In the 1950s, Paul Perry, the legendary president of the Gallup Organization, combined seven questions much like these into an index. The greater respondents score on the index, the greater the the probability that they would vote He then made an educated guess about the likely level of voter turnout — say 40% of adults — and used the index to select the 40% of the sample that scored highest on the index. That procedure proved to produce more accurate election forecasts than alternatives they tested, and remains the basic concept still used in the Gallup likely voter model to this day.
Over the years, other media pollsters adopted similar approaches. Gallup still uses it, of course, and pollsters like the Pew Research Center and the ABC/Washington Post poll and others continue to apply close variants.
While the Gallup-style model has its critics, let’s set those issues aside for a moment and focus on this point: The classic, seven-question, Gallup-style index-and-cutoff model represents a minority of the “likely voter” polls we are now seeing at the statewide level.
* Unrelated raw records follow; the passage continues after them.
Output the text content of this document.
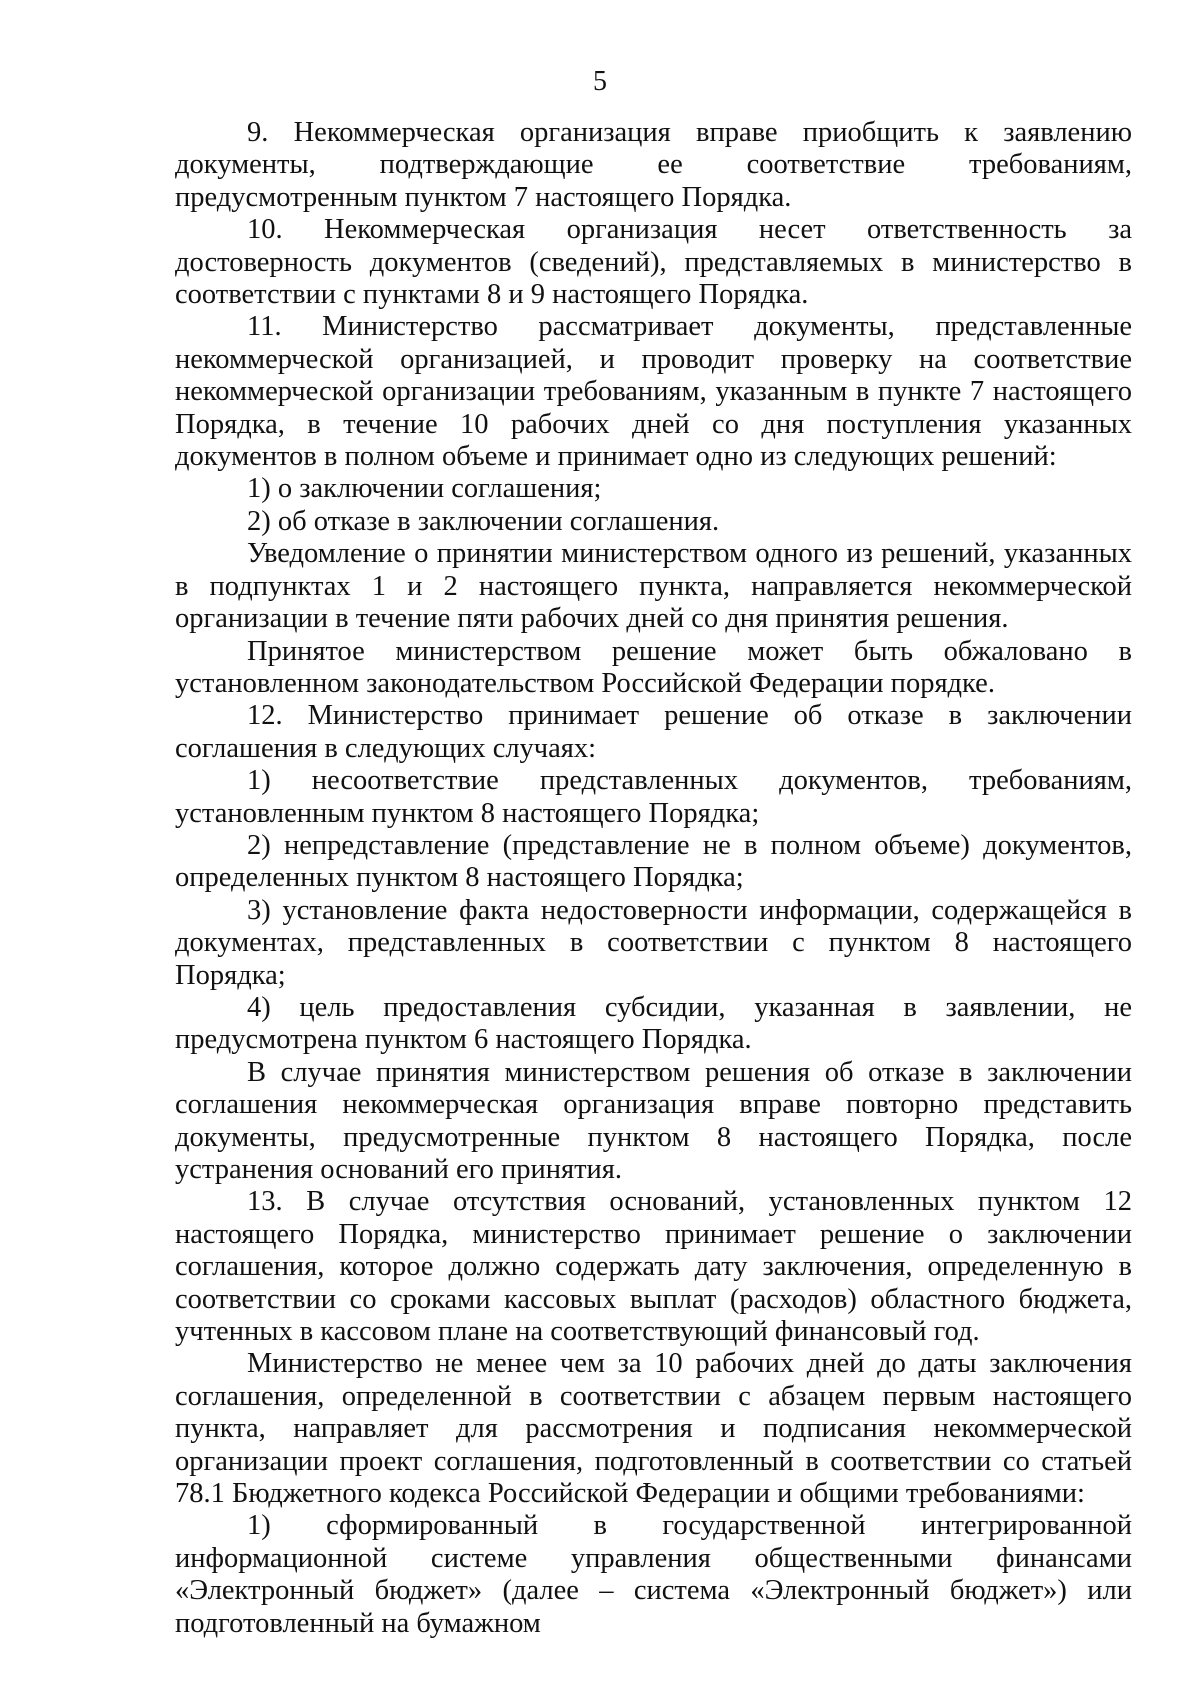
5

9. Некоммерческая организация вправе приобщить к заявлению документы, подтверждающие ее соответствие требованиям, предусмотренным пунктом 7 настоящего Порядка.

10. Некоммерческая организация несет ответственность за достоверность документов (сведений), представляемых в министерство в соответствии с пунктами 8 и 9 настоящего Порядка.

11. Министерство рассматривает документы, представленные некоммерческой организацией, и проводит проверку на соответствие некоммерческой организации требованиям, указанным в пункте 7 настоящего Порядка, в течение 10 рабочих дней со дня поступления указанных документов в полном объеме и принимает одно из следующих решений:

1) о заключении соглашения;

2) об отказе в заключении соглашения.

Уведомление о принятии министерством одного из решений, указанных в подпунктах 1 и 2 настоящего пункта, направляется некоммерческой организации в течение пяти рабочих дней со дня принятия решения.

Принятое министерством решение может быть обжаловано в установленном законодательством Российской Федерации порядке.

12. Министерство принимает решение об отказе в заключении соглашения в следующих случаях:

1) несоответствие представленных документов, требованиям, установленным пунктом 8 настоящего Порядка;

2) непредставление (представление не в полном объеме) документов, определенных пунктом 8 настоящего Порядка;

3) установление факта недостоверности информации, содержащейся в документах, представленных в соответствии с пунктом 8 настоящего Порядка;

4) цель предоставления субсидии, указанная в заявлении, не предусмотрена пунктом 6 настоящего Порядка.

В случае принятия министерством решения об отказе в заключении соглашения некоммерческая организация вправе повторно представить документы, предусмотренные пунктом 8 настоящего Порядка, после устранения оснований его принятия.

13. В случае отсутствия оснований, установленных пунктом 12 настоящего Порядка, министерство принимает решение о заключении соглашения, которое должно содержать дату заключения, определенную в соответствии со сроками кассовых выплат (расходов) областного бюджета, учтенных в кассовом плане на соответствующий финансовый год.

Министерство не менее чем за 10 рабочих дней до даты заключения соглашения, определенной в соответствии с абзацем первым настоящего пункта, направляет для рассмотрения и подписания некоммерческой организации проект соглашения, подготовленный в соответствии со статьей 78.1 Бюджетного кодекса Российской Федерации и общими требованиями:

1) сформированный в государственной интегрированной информационной системе управления общественными финансами «Электронный бюджет» (далее – система «Электронный бюджет») или подготовленный на бумажном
Moreover, the approaches that pollsters use vary widely, and resist easy categorization. The simplest way to describe what they do is to say there are a variety of different techniques that various pollsters mix and match. Aside from the classic Gallup model, these include:
- The CBS/New York Times variant, which is similar to the Gallup approach except that rather than select specific respondents as likely voters, it weights all registered voters up or down based on their probability of voting.
- The use of two or three questions to simply screen out voters at the beginning of the interview that say they are not registered and not likely vote.
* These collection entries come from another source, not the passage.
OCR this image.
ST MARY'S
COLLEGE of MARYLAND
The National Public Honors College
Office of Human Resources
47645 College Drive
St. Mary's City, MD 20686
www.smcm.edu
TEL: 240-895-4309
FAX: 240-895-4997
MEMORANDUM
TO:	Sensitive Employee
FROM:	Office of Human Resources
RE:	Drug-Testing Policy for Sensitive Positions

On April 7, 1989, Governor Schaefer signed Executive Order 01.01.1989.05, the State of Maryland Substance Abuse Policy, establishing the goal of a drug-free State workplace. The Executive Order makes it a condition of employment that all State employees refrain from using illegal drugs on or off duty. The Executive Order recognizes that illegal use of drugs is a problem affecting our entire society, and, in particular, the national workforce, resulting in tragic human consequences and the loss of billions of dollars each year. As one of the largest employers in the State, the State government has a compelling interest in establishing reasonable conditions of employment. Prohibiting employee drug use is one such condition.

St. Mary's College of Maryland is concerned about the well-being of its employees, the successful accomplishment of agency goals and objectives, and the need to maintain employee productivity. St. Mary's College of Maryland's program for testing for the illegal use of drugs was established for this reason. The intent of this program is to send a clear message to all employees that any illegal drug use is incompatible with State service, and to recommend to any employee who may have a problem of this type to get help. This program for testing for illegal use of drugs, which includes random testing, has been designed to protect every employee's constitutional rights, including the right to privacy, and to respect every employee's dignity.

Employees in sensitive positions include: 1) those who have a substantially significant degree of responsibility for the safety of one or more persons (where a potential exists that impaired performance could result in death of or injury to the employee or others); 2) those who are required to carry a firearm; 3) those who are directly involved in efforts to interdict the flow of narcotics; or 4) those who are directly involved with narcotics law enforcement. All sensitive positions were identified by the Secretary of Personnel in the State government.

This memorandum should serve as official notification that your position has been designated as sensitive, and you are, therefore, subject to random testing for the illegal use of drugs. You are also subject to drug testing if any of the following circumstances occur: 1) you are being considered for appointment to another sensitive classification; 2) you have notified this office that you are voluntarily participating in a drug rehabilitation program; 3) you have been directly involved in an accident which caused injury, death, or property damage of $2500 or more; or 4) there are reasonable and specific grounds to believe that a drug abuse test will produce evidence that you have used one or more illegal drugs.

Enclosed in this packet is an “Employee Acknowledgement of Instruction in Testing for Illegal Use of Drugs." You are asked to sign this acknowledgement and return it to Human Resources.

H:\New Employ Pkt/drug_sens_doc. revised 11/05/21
- The application of quotas or weights to adjust the completed interviews to match the pollster’s expectations of the demographics or regional distribution of likely voters.
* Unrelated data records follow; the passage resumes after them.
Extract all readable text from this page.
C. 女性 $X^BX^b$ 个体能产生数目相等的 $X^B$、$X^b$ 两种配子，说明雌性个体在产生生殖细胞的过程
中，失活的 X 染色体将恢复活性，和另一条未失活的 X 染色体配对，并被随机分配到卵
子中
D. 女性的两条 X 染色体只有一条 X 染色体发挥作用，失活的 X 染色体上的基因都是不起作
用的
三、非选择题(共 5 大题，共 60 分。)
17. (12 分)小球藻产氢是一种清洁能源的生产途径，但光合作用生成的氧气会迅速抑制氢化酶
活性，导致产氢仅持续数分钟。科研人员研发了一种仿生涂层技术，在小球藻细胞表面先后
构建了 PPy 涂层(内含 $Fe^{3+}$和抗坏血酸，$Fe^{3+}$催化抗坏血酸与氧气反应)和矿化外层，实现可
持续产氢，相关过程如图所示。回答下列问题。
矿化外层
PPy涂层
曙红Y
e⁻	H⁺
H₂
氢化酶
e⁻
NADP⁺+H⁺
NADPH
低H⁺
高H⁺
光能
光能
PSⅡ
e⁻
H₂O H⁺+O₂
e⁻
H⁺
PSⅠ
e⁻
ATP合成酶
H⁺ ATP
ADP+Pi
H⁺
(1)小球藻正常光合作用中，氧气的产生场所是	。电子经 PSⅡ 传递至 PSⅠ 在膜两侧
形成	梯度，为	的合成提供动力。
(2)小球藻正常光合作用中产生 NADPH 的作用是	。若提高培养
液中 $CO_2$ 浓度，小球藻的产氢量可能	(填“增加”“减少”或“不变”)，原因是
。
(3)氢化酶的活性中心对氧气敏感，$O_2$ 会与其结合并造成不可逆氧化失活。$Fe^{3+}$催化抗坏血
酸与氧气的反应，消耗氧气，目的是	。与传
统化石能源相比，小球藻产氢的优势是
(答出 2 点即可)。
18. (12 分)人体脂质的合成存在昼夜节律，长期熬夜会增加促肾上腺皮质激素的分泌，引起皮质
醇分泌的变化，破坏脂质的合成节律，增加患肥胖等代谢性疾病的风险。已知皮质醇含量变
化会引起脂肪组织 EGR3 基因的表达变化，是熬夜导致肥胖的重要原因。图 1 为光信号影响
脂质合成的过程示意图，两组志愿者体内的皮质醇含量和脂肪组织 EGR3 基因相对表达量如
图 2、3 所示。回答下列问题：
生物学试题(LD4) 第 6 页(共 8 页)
- The application of quotas or weights to match the pollster’s expectations of the party affiliation of likely voters. I break this one out separately because it remains among the most controversial likely voter “modeling” tools.
- Sampling respondents from lists that draw on official records of the actual vote history of individual voters, so that when the pollster calls John Doe, they already know whether Doe has voted in past elections.
- Finally, many believe that the use of an automated, recorded-voice methodology rather than a live interviewer is itself a useful tool in obtaining a more accurate measurement of the intent to vote.
Some pollsters use a few of these methods, some use nearly all, so there are probably as many likely voter “models” out there as there are pollsters.
The tools that pollsters apply also reflects a philosophical difference I have written about before: Most national media pollsters, especially those that apply the classic Gallup index-and-cutoff model, are wary of making a priori judgments about the demographics or attitudes of the likely electorate. They prefer to set up a theoretically-objective mechanism to determine what a likely voter is and trust it to determine the demographics and partisan balance of their sample.
On the other hand, most (but not all) campaign pollsters — those who (like me in a former life) conduct surveys on behalf of political campaigns — have grown comfortable about drawing on data from other sources and applying their own judgment about the demographics and even the party identification of the likely electorate.
All of these factors help explain why different polls that all theoretically measure the same “likely” electorate can produce very different results.
Of course, the biggest question of all is whether these tools are working as well in this tumultuous election year as they have in the past.
That’s the question that I’ll take up in the second part of this series.